Voltando de Recife, meu vôo atrasou, então perdi o último ônibus que havia, naquela noite, para que eu viajasse de Florianópolis para Tubarão, onde moro. Eu tinha certeza que Deus providenciaria um meio de não passar a noite naquela rodoviária, mas Deus providenciou-me, sim, uma experiência inesquecivel: uma noite de maltrapilho, junto aos andarilhos. O primeiro ônibus só partiria às 08:15 da manhã seguinte. O que se passou em minha alma, expressei lá mesmo, escrevendo o que se segue:
Nem sempre a gente tem quem faça pela gente aquilo a gente faria por outro. E a gente acaba isolado, abandonado, exilado numa mesa de bar, num banco de rodoviária, num copo de cerveja, nas mãos do acaso, sem eira nem beira.
Onde estão os amigos? Onde está a fé? Onde está a esperança? Onde estão os sonhos? Onde estão as pipas? Onde estão as crianças? Ao menos aquela que existia dentro de mim?
De repente tudo mudou, o sol não brilhou, a luz não raiou, meu amor não me esperou, a janela fechou, a mandinga falhou, mais nada sobrou, a esperança cansou, a fé desacreditou, a pipa rasgou.
E eu que pensava ser alguém e imaginava entre nobres, surpreendi-me entre maltrapilhos, compartilhando o mesmo teto, os mesmos acentos e o mesmo sono mal dormido.
Já não sei se choro ou se rio, se agradeço ou amaldiçôo.

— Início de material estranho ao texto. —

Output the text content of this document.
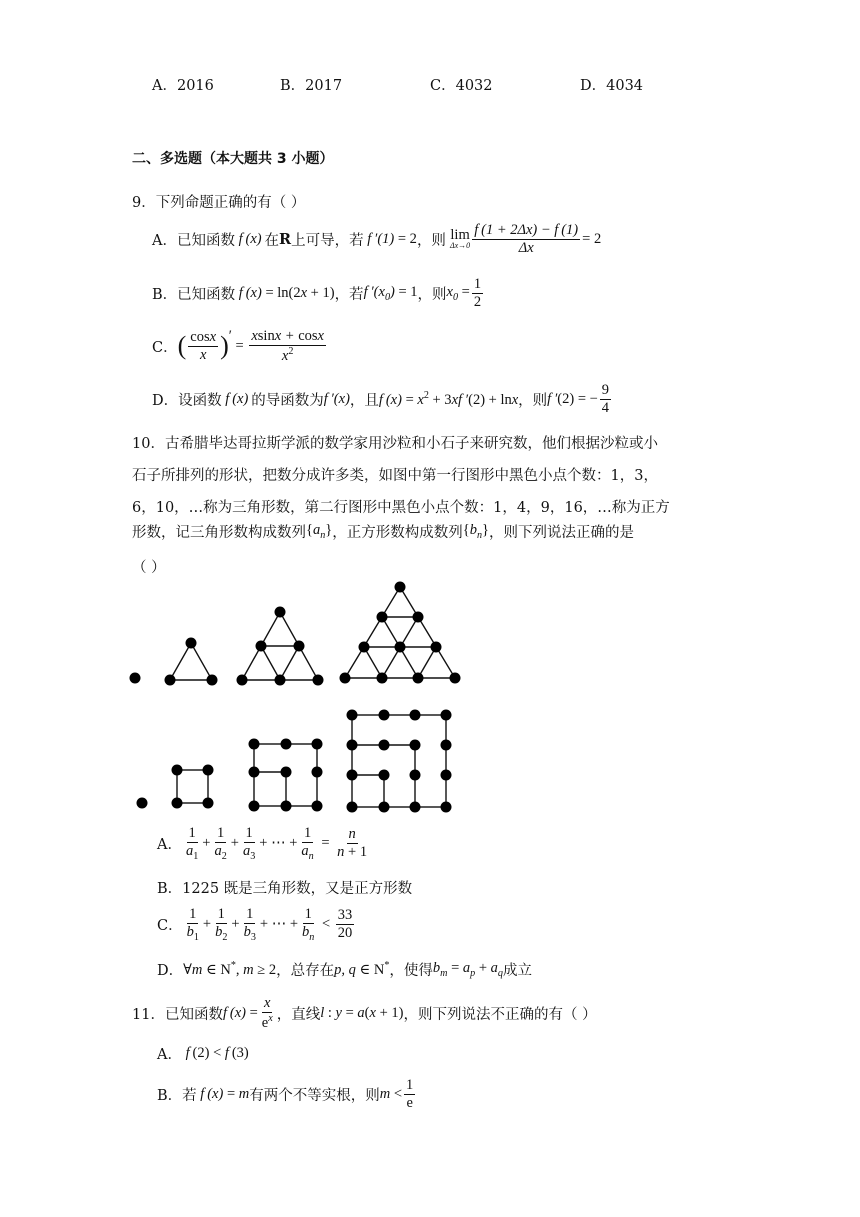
A．2016	B．2017	C．4032	D．4034
二、多选题（本大题共 3 小题）
9．下列命题正确的有（ ）
A．已知函数 f (x)  在 R 上可导，若 f ′(1) = 2 ，则 lim
$\Delta x\to 0 \frac{f (1 + 2\Delta x) - f (1)}{\Delta x} = 2$
B．已知函数 f (x) = ln(2x + 1) ，若 f $'(x_0) = 1$ ，则 $x_0 = \frac{1}{2}$
C． ( $\frac{\cos x}{x}$ ) ′
= $\frac{xsinx + \cos x}{x^2}$
D．设函数 f (x)  的导函数为 f ′(x) ，且 f $(x) = x^2 + 3xf$ ′(2) + lnx ，则 f ′(2) = − $\frac{9}{4}$
10．古希腊毕达哥拉斯学派的数学家用沙粒和小石子来研究数，他们根据沙粒或小
石子所排列的形状，把数分成许多类，如图中第一行图形中黑色小点个数：1，3，
6，10，…称为三角形数，第二行图形中黑色小点个数：1，4，9，16，…称为正方
形数，记三角形数构成数列 $\{a_n\}$ ，正方形数构成数列 $\{b_n\}$ ，则下列说法正确的是
（ ）
A． $\frac{1}{a_1} + \frac{1}{a_2} + \frac{1}{a_3}$ + ⋯ + $\frac{1}{a_n} = \frac{n}{n + 1}$
B．1225 既是三角形数，又是正方形数
C． $\frac{1}{b_1} + \frac{1}{b_2} + \frac{1}{b_3}$ + ⋯ + $\frac{1}{b_n} < \frac{33}{20}$
D． ∀m ∈ N*, m ≥ 2 ，总存在 p, q ∈ N* ，使得 $b_m = a_p + a_q$ 成立
11．已知函数 f $(x) = \frac{x}{e^x}$ ，直线 l : y = a(x + 1) ，则下列说法不正确的有（ ）
A． f (2) < f (3)
B．若 f (x) = m 有两个不等实根，则 $m < \frac{1}{e}$
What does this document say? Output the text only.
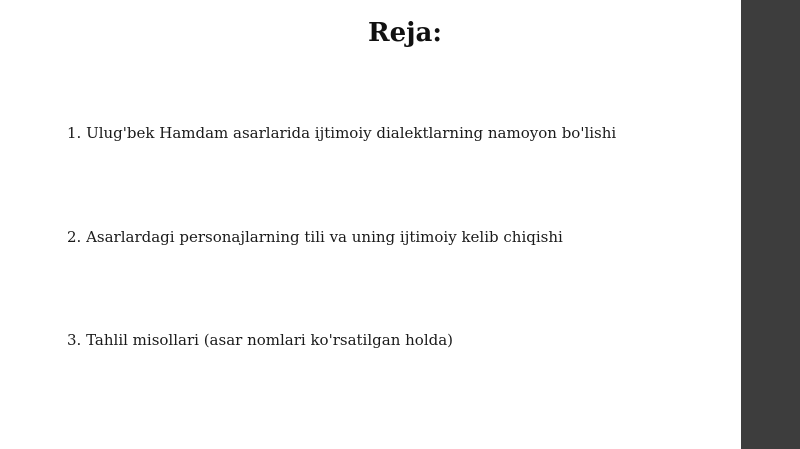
Reja:

1. Ulug'bek Hamdam asarlarida ijtimoiy dialektlarning namoyon bo'lishi

2. Asarlardagi personajlarning tili va uning ijtimoiy kelib chiqishi

3. Tahlil misollari (asar nomlari ko'rsatilgan holda)
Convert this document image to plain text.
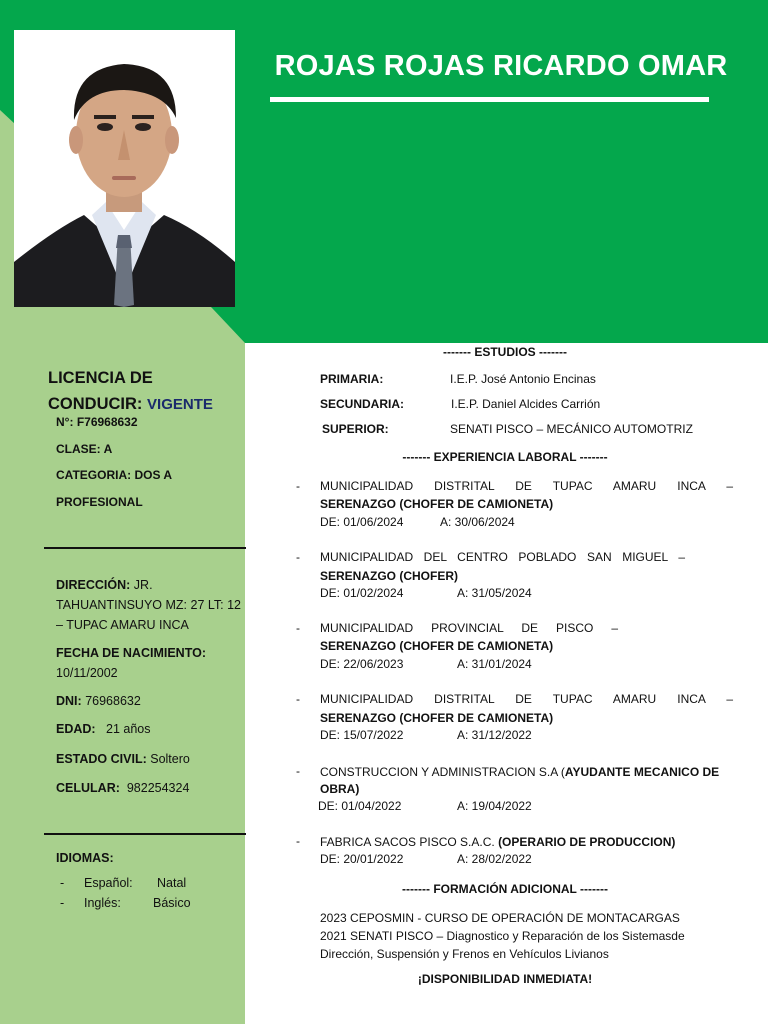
ROJAS ROJAS RICARDO OMAR
LICENCIA DE CONDUCIR: VIGENTE
N°: F76968632
CLASE: A
CATEGORIA: DOS A
PROFESIONAL
DIRECCIÓN: JR. TAHUANTINSUYO MZ: 27 LT: 12 – TUPAC AMARU INCA
FECHA DE NACIMIENTO:
10/11/2002
DNI: 76968632
EDAD: 21 años
ESTADO CIVIL: Soltero
CELULAR: 982254324
IDIOMAS:
- Español: Natal
- Inglés:	Básico
------- ESTUDIOS -------
PRIMARIA:	I.E.P. José Antonio Encinas
SECUNDARIA:	I.E.P. Daniel Alcides Carrión
SUPERIOR:	SENATI PISCO – MECÁNICO AUTOMOTRIZ
------- EXPERIENCIA LABORAL -------
- MUNICIPALIDAD DISTRITAL DE TUPAC AMARU INCA –
SERENAZGO (CHOFER DE CAMIONETA)
DE: 01/06/2024	A: 30/06/2024
- MUNICIPALIDAD DEL CENTRO POBLADO SAN MIGUEL –
SERENAZGO (CHOFER)
DE: 01/02/2024	A: 31/05/2024
- MUNICIPALIDAD PROVINCIAL DE PISCO –
SERENAZGO (CHOFER DE CAMIONETA)
DE: 22/06/2023	A: 31/01/2024
- MUNICIPALIDAD DISTRITAL DE TUPAC AMARU INCA –
SERENAZGO (CHOFER DE CAMIONETA)
DE: 15/07/2022	A: 31/12/2022
- CONSTRUCCION Y ADMINISTRACION S.A (AYUDANTE MECANICO DE
OBRA)
DE: 01/04/2022	A: 19/04/2022
- FABRICA SACOS PISCO S.A.C. (OPERARIO DE PRODUCCION)
DE: 20/01/2022	A: 28/02/2022
------- FORMACIÓN ADICIONAL -------
2023 CEPOSMIN - CURSO DE OPERACIÓN DE MONTACARGAS
2021 SENATI PISCO – Diagnostico y Reparación de los Sistemasde
Dirección, Suspensión y Frenos en Vehículos Livianos
¡DISPONIBILIDAD INMEDIATA!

É um sentimento flex, uma emoção mix que me invade formando em minha mente um pensamento híbrido.
Mas os híbridos não geram híbridos. Portanto essa é uma experiência única. Talvez devesse experiencia-la mais vezes. Talvez todos devessem experimentá-la: um dia de andarilho, um dia de maltrapilho, um dia de miséria e caos, um dia encarcerado, algemado, dolorido, esmagado, humilhado.
Depois disso jamais olharei do mesmo jeito, preconceituoso e soberbo, para o pobre e sofredor. Também já não verei minha vida da mesma forma. Uma noite de frio, sem teto, sem cama, sem lar, sem carinho, sem os filhos e sem o colo da mulher que se ama, inexoravelmente realça o valor de um dia quente, uma manhã de primavera, do abraço dos filhos, do amor da mulher amada.
Hoje estou aqui, logo estarei em casa. Mas, estes pobres, tudo o que têm são estes bancos, o frio, a companhia dos pombos e esta impressionante habilidade de dormir de qualquer jeito! O que planejam? O que sonham? Com o que se preocupam? Seja lá o que for, planejarão, sonharão e se preocuparão quando o sol nascer. Viverão um dia de cada vez, pois bem sabem que “basta a cada dia o seu próprio mal”. Acho que é por isso que nesse exato momento eu escrevo e eles dormem... E como dormem!
Dormem como eu não durmo mesmo em meio a todo conforto! Talvez o que me conforta mesmo é pensar e escrever. E assim expurgo meus demônios, exorcizo meus traumas, anestesio minha alma e tomo coragem para enfrentar o amanhã.
E por falar em amanhã...
Ah! Deixe para amanhã.
Obs.: Olho para o termômetro interno da rodoviária e ele marca 22ºC. é a mesma temperatura que regulei o ar condicionado na noite anterior. E penso: no fim somos todos iguais.